I am running my old 500gb 3.5" HDD in a Orico 3.5 inch housing/enclosure as a network drive which means it is directly connected to my Telstra Modem. Its been 4 days already since its connection and seems like running ok 24/7. Is this safe to do so or is it something thats not recommended by the gurus?

Comments

  • +1

    It's safe.

    Backup any important data to another drive and cloud.

  • +1

    Yes perfectly OK. The spin up, spin down, vibration, and temp and power variability that shorten the life of a hdd.

    Just remember that all drive will fail. It's just a matter of when so keep backup.

  • +8

    I'd be more concerned with how you managed to wedge a 3.5" HDD in a 2.5" HDD enclosure?

    If the data is important, I'd buy a new Surveillance or NAS HDD, since they are designed to run 24/7 and a bit hotter.

    • +3

      Just delete some data to make it smaller

    • If the data is important - back it up!

      Surveillance or NAS or whatever the marketing buzzword will fail. You might get replacement drive 3 years down the road when you pay more for these drives - but without backup you wont get your data back.

      • Of course redundancy is king, but a Surveillance or NAS drive will be LESS LIKELY to die in a given time frame than an older basic HDD 24/7.

  • +3

    You have some serious skills to bend the law of physics like that.

    • +1

      Maybe OP is MacGyver?

  • if you can see it, use to constantly checking its status

    https://crystalmark.info/en/software/crystaldiskinfo/

  • If you care about any of the data back it up, preferably to some where off site. And if it is really important set up multiple back ups too different locations. Or just use a cloud provider with geo redundancy.

    • Would you recommend any cloud service?

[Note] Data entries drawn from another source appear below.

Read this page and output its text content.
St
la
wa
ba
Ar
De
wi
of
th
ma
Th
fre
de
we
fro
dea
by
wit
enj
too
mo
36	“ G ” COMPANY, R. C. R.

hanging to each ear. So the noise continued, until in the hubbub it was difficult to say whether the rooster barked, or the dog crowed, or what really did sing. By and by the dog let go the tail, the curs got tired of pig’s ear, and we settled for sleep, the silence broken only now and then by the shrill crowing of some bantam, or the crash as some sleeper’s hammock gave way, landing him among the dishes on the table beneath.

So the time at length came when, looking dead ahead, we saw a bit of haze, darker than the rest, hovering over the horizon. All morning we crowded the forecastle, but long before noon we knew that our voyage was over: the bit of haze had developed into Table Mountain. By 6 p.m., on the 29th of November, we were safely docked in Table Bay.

    • I need to just to save some of photograph that I take with my dslrs. All the photos from Pixel 3a are uploaded to Google Photos. There is nothing significantly important on this HDD and its like 10 years old :D

  • About half of all my drives die eventually. But by the time they do they are so old that I wanted to get rid of them anyway to replace with a bigger one. It's usually a slow death so you get some warning.